Swab Negatif, 16 Penghuni Asrama Haji Dipulangkan

SLEMAN, SM Network – Enam belas pengunjung Indogrosir yang menjalani karantina di Asrama Haji Yogyakarta telah dipulangkan. Mereka diizinkan kembali ke rumah setelah hasil pemeriksaan swab dinyatakan negatif Covid-19. Penanggung jawab faskes darurat tingkat pertama Asrama Haji, Makwan menjelaskan, swab terhadap 16 penghuni dilakukan sebanyak dua kali. Tiga belas orang menjalani uji swab di RS Bhayangkara, sedangkan tiga penghuni lainnya diperiksa di RSUD Sleman.

“Hasilnya sudah keluar pada Senin (18/5) lalu, dan seluruhnya negatif,” kata Makwan, Rabu (20/5). Meski telah diperbolehkan pulang, mereka tetap harus melakukan isolasi mandiri di rumah. Gugus tugas setempat juga bisa menerima kembali yang bersangkutan.
Dengan dipulangkannya 16 orang tersebut, penghuni di Asrama Haji kini berjumlah 56 orang. Semuanya berstatus orang tanpa gejala (OTG) reaktif. Dari jumlah itu masih ada 27 orang yang belum dites swab.

Sementara itu, hasil rapid test putaran kedua hari pertama pada Selasa (19/5) kemarin tercatat 18 orang reaktif dari 348 pengunjung Indogrosir yang diperiksa. Pada rapid test putaran pertama yang dilaksanakan tanggal 12 Mei lalu, mereka dinyatakan negatif.
Namun sesuai prosedur, rapid diagnostic test (RDT) harus dilakukan dua kali. Sehingga, mereka yang hasilnya non reaktif tetap kembali mengikuti pemeriksaan selang sepekan berikutnya.

“Bagi yang reaktif pada pemeriksaan putaran kedua, akan difasilitasi oleh petugas puskesmas setempat untuk diantar ke pusat karantina kesehatan di Asrama Haji,” terang Juru Bicara Gugus Tugas Penanganan Covid-19 Sleman Shavitri Nurmala Dewi. Rapid test putaran kedua kembali diadakan Rabu (20/5) bagi pengunjung Indogrosir lainnya yang mengikuti tes tahap pertama pada tanggal 13 Mei silam.

Adapun, peserta rapid diagnostic test (RDT) hari ketiga atau tanggal 14 Mei dijadwalkan mengikuti tes lanjutan pada 27 Mei mendatang, berbarengan dengan peserta dari kalangan aparatur sipil negara (ASN).
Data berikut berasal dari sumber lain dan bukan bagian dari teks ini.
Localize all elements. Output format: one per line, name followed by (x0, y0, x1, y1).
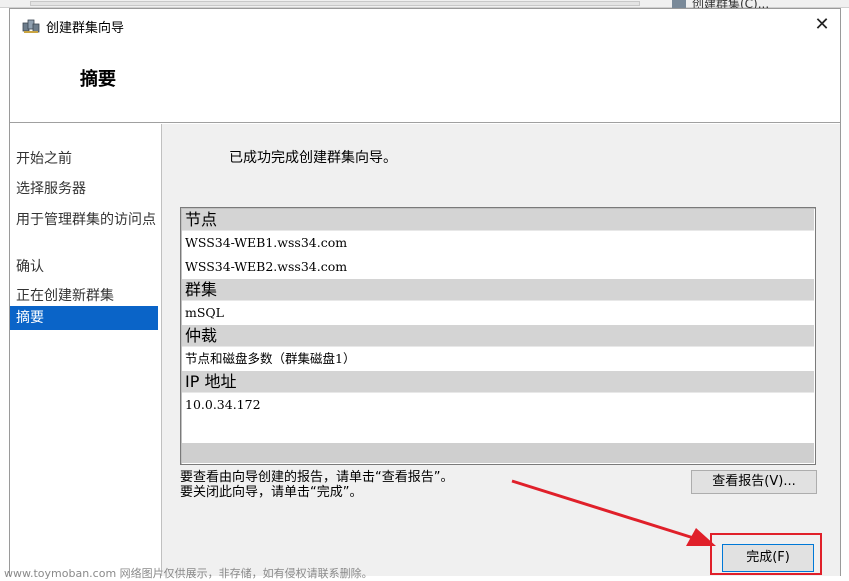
report-row: WSS34-WEB2.wss34.com (182, 255, 814, 279)
nav-item-select-servers[interactable]: 选择服务器 (10, 182, 158, 197)
nav-item-summary[interactable]: 摘要 (10, 306, 158, 330)
page-title: 摘要 (80, 69, 116, 90)
success-message: 已成功完成创建群集向导。 (229, 150, 397, 166)
report-row: WSS34-WEB1.wss34.com (182, 231, 814, 255)
nav-item-creating-cluster[interactable]: 正在创建新群集 (10, 289, 158, 304)
view-report-button[interactable]: 查看报告(V)... (691, 470, 817, 494)
summary-content: 已成功完成创建群集向导。 节点 WSS34-WEB1.wss34.com WSS… (161, 124, 840, 576)
create-cluster-wizard: 创建群集向导 ✕ 摘要 开始之前 选择服务器 用于管理群集的访问点 确认 正在创… (9, 8, 841, 576)
report-section-heading: 仲裁 (182, 325, 814, 347)
wizard-steps-nav: 开始之前 选择服务器 用于管理群集的访问点 确认 正在创建新群集 摘要 (10, 124, 161, 576)
nav-item-before-you-begin[interactable]: 开始之前 (10, 152, 158, 167)
finish-button[interactable]: 完成(F) (722, 544, 814, 572)
horizontal-scrollbar[interactable] (182, 443, 814, 463)
window-title: 创建群集向导 (46, 21, 125, 36)
hint-finish: 要关闭此向导，请单击“完成”。 (180, 485, 363, 500)
report-section-heading: 群集 (182, 279, 814, 301)
report-table: 节点 WSS34-WEB1.wss34.com WSS34-WEB2.wss34… (182, 209, 814, 417)
hint-view-report: 要查看由向导创建的报告，请单击“查看报告”。 (180, 470, 454, 485)
nav-item-access-point[interactable]: 用于管理群集的访问点 (10, 213, 156, 228)
instructions: 要查看由向导创建的报告，请单击“查看报告”。 要关闭此向导，请单击“完成”。 (180, 470, 453, 500)
nav-item-confirmation[interactable]: 确认 (10, 260, 158, 275)
report-section-heading: 节点 (182, 209, 814, 231)
background-address-bar (30, 1, 640, 6)
report-section-heading: IP 地址 (182, 371, 814, 393)
watermark: www.toymoban.com 网络图片仅供展示，非存储，如有侵权请联系删除。 (4, 567, 373, 580)
title-bar: 创建群集向导 ✕ (10, 9, 840, 41)
close-button[interactable]: ✕ (812, 15, 832, 35)
cluster-icon (22, 19, 40, 33)
report-row: 10.0.34.172 (182, 393, 814, 417)
wizard-header: 摘要 (10, 41, 840, 123)
report-row: 节点和磁盘多数（群集磁盘1） (182, 347, 814, 371)
report-row: mSQL (182, 301, 814, 325)
report-view[interactable]: 节点 WSS34-WEB1.wss34.com WSS34-WEB2.wss34… (180, 207, 816, 465)
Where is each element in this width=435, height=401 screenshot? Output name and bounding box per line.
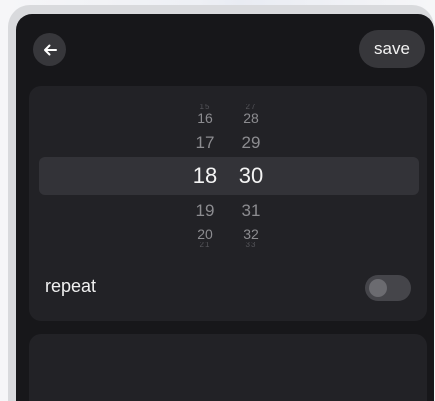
- back-button[interactable]: [33, 33, 66, 66]
- hour-option: 16: [197, 110, 213, 126]
- hour-option: 20: [197, 226, 213, 242]
- minute-option: 33: [245, 242, 257, 248]
- secondary-card: [29, 334, 427, 401]
- hour-option: 21: [199, 242, 211, 248]
- selected-row-highlight: [39, 157, 419, 195]
- minute-option: 31: [241, 201, 261, 220]
- save-button[interactable]: save: [359, 30, 425, 68]
- alarm-edit-screen: save 15 16 17 18 19 20 21 27 28 29 30 31…: [16, 14, 434, 401]
- hour-option: 19: [195, 201, 215, 220]
- minute-option: 29: [241, 133, 261, 152]
- repeat-label: repeat: [45, 276, 97, 296]
- time-settings-card: 15 16 17 18 19 20 21 27 28 29 30 31 32 3…: [29, 86, 427, 321]
- hour-selected: 18: [192, 163, 218, 188]
- toggle-knob: [369, 279, 387, 297]
- minute-option: 32: [243, 226, 259, 242]
- minute-picker[interactable]: 27 28 29 30 31 32 33: [231, 86, 271, 256]
- arrow-left-icon: [43, 44, 57, 55]
- repeat-toggle[interactable]: [365, 275, 411, 301]
- hour-picker[interactable]: 15 16 17 18 19 20 21: [185, 86, 225, 256]
- minute-selected: 30: [238, 163, 264, 188]
- hour-option: 17: [195, 133, 215, 152]
- minute-option: 28: [243, 110, 259, 126]
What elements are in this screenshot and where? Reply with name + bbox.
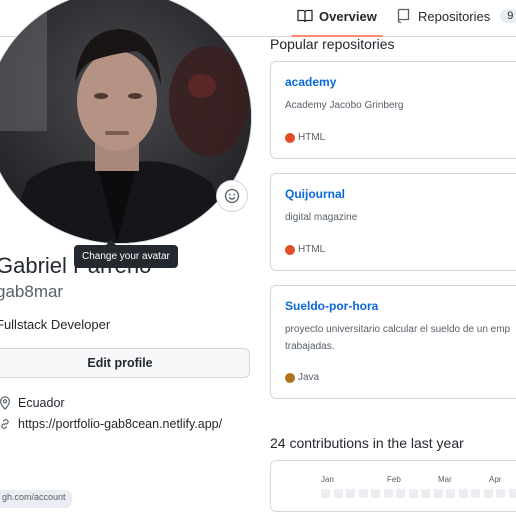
contribution-cell[interactable] [371,489,380,498]
repo-description-line: trabajadas. [285,338,516,355]
contribution-cell[interactable] [446,489,455,498]
repo-description: digital magazine [285,209,516,226]
contribution-cell[interactable] [359,489,368,498]
location-text: Ecuador [18,396,65,410]
avatar[interactable] [0,0,252,244]
month-label: Mar [438,475,452,484]
repositories-counter: 9 [500,9,516,23]
contribution-cell[interactable] [484,489,493,498]
avatar-tooltip: Change your avatar [74,245,178,268]
month-label: Feb [387,475,401,484]
repo-description: proyecto universitario calcular el sueld… [285,321,516,355]
contribution-cell[interactable] [346,489,355,498]
contributions-title: 24 contributions in the last year [270,435,464,451]
month-label: Apr [489,475,501,484]
avatar-photo [0,0,251,243]
language-label: Java [298,372,319,383]
tab-repositories-label: Repositories [418,9,490,24]
language-color-dot [285,373,295,383]
contribution-graph: Jan Feb Mar Apr [270,460,516,512]
month-label: Jan [321,475,334,484]
repo-link[interactable]: Quijournal [285,187,345,201]
repo-card: academy Academy Jacobo Grinberg HTML [270,61,516,159]
contribution-cell[interactable] [421,489,430,498]
tab-overview-label: Overview [319,9,377,24]
repo-icon [396,8,412,24]
repo-link[interactable]: Sueldo-por-hora [285,299,378,313]
profile-website[interactable]: https://portfolio-gab8cean.netlify.app/ [0,417,222,431]
set-status-button[interactable] [216,180,248,212]
contribution-cell[interactable] [321,489,330,498]
contribution-cell[interactable] [496,489,505,498]
repo-language: Java [285,372,319,383]
language-label: HTML [298,244,325,255]
profile-login: gab8mar [0,282,63,302]
repo-description: Academy Jacobo Grinberg [285,97,516,114]
repo-description-line: proyecto universitario calcular el sueld… [285,321,516,338]
repo-link[interactable]: academy [285,75,336,89]
tab-overview[interactable]: Overview [297,8,377,24]
tab-repositories[interactable]: Repositories 9 [396,8,516,24]
contribution-cell[interactable] [434,489,443,498]
popular-repositories-title: Popular repositories [270,36,395,52]
status-badge: gh.com/account [0,490,72,508]
repo-language: HTML [285,132,325,143]
contribution-cell[interactable] [384,489,393,498]
location-icon [0,396,12,410]
contribution-cell[interactable] [459,489,468,498]
contribution-cell[interactable] [471,489,480,498]
contribution-cell[interactable] [396,489,405,498]
contribution-cell[interactable] [409,489,418,498]
language-color-dot [285,133,295,143]
profile-location: Ecuador [0,396,65,410]
smiley-icon [224,188,240,204]
repo-card: Sueldo-por-hora proyecto universitario c… [270,285,516,399]
contribution-cell[interactable] [334,489,343,498]
link-icon [0,417,12,431]
repo-language: HTML [285,244,325,255]
language-color-dot [285,245,295,255]
language-label: HTML [298,132,325,143]
edit-profile-button[interactable]: Edit profile [0,348,250,378]
profile-bio: Fullstack Developer [0,317,110,332]
book-icon [297,8,313,24]
contribution-cell[interactable] [509,489,516,498]
repo-card: Quijournal digital magazine HTML [270,173,516,271]
website-link[interactable]: https://portfolio-gab8cean.netlify.app/ [18,417,222,431]
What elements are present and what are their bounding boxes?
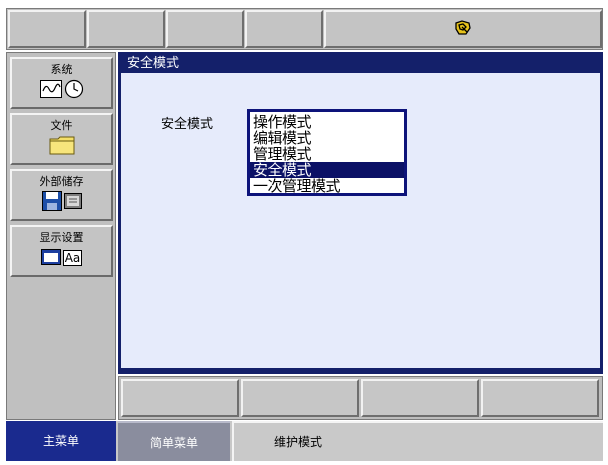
top-tab-3[interactable] <box>166 10 244 48</box>
top-tab-bar <box>6 8 603 50</box>
pendant-screen: 系统 文件 外部储存 显示设置 Aa 安全模式 安全模式 操作模式 编辑模式 管… <box>0 0 608 465</box>
function-key-4[interactable] <box>481 379 599 417</box>
panel-body: 安全模式 操作模式 编辑模式 管理模式 安全模式 一次管理模式 <box>121 73 600 368</box>
nav-external-storage-button[interactable]: 外部储存 <box>10 169 113 221</box>
mode-status-text: 维护模式 <box>232 421 603 461</box>
robot-status-icon <box>454 19 472 39</box>
nav-system-label: 系统 <box>50 63 73 76</box>
nav-display-settings-button[interactable]: 显示设置 Aa <box>10 225 113 277</box>
nav-display-settings-label: 显示设置 <box>39 231 84 244</box>
panel-title: 安全模式 <box>127 56 180 71</box>
font-aa-icon: Aa <box>62 250 83 266</box>
main-panel: 安全模式 安全模式 操作模式 编辑模式 管理模式 安全模式 一次管理模式 <box>118 52 603 374</box>
main-menu-button[interactable]: 主菜单 <box>6 421 116 461</box>
memory-card-icon <box>63 192 82 212</box>
nav-system-button[interactable]: 系统 <box>10 57 113 109</box>
status-tab[interactable] <box>324 10 602 48</box>
nav-file-label: 文件 <box>50 119 73 132</box>
option-operation-mode[interactable]: 操作模式 <box>250 114 404 130</box>
simple-menu-button[interactable]: 简单菜单 <box>118 421 230 461</box>
bottom-menu-bar: 主菜单 简单菜单 维护模式 <box>6 421 603 461</box>
nav-file-button[interactable]: 文件 <box>10 113 113 165</box>
option-one-time-management-mode[interactable]: 一次管理模式 <box>250 178 404 194</box>
function-key-2[interactable] <box>241 379 359 417</box>
waveform-icon <box>39 79 62 101</box>
clock-icon <box>64 79 84 102</box>
window-icon <box>40 248 61 268</box>
security-mode-dropdown[interactable]: 操作模式 编辑模式 管理模式 安全模式 一次管理模式 <box>247 109 407 196</box>
option-security-mode[interactable]: 安全模式 <box>250 162 404 178</box>
floppy-disk-icon <box>41 190 62 214</box>
option-management-mode[interactable]: 管理模式 <box>250 146 404 162</box>
option-edit-mode[interactable]: 编辑模式 <box>250 130 404 146</box>
function-key-1[interactable] <box>121 379 239 417</box>
security-mode-label: 安全模式 <box>161 117 214 132</box>
folder-icon <box>49 135 75 158</box>
function-key-strip <box>118 376 603 420</box>
left-nav: 系统 文件 外部储存 显示设置 Aa <box>6 52 116 420</box>
top-tab-1[interactable] <box>8 10 86 48</box>
top-tab-2[interactable] <box>87 10 165 48</box>
nav-external-storage-label: 外部储存 <box>39 175 84 188</box>
function-key-3[interactable] <box>361 379 479 417</box>
top-tab-4[interactable] <box>245 10 323 48</box>
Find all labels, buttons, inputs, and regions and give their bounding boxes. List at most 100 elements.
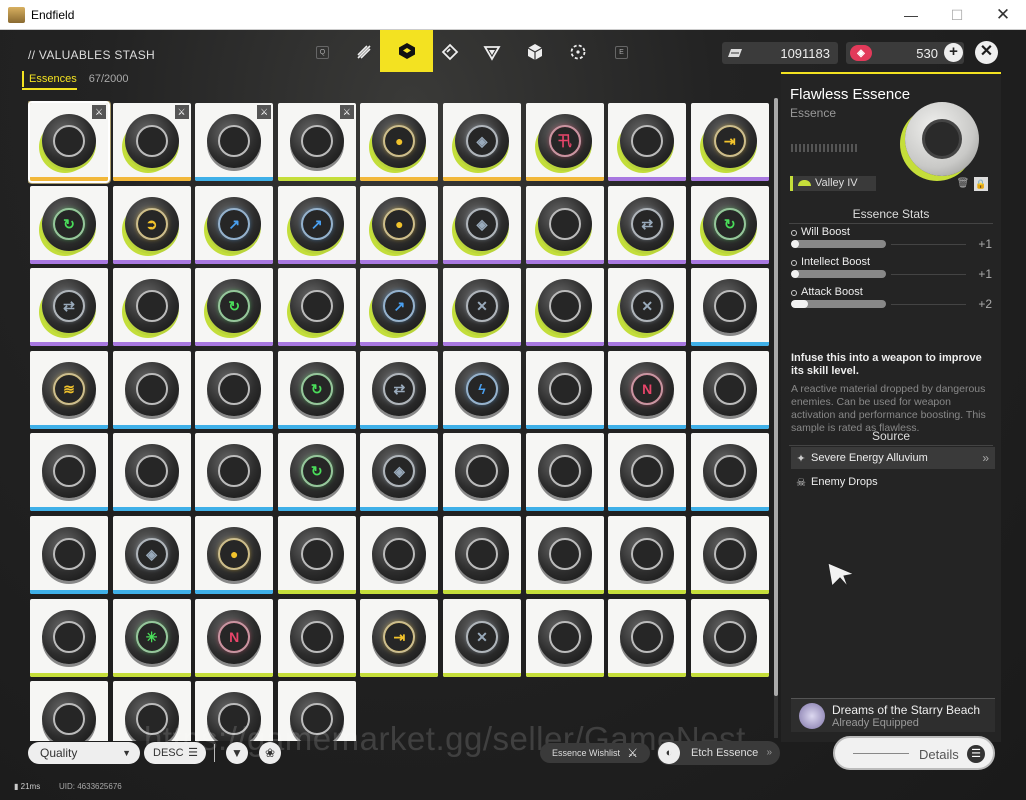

Kegiatan RDT putaran pertama tersebut mencatatkan hasil 52 orang reaktif dari total 1.227 warga Sleman yang diperiksa.

Sehingga, 1.175 peserta yang non reaktif diharuskan mengikuti RDT lanjutan. Sedangkan pemeriksaan terhadap kalangan ASN, dari 128 orang terdapat tujuh yang reaktif. Sama halnya, ASN yang reaktif juga ditempatkan di Asrama Haji sedangkan lainnya yang non reaktif harus menjalani RDT lanjutan setelah lebaran nanti.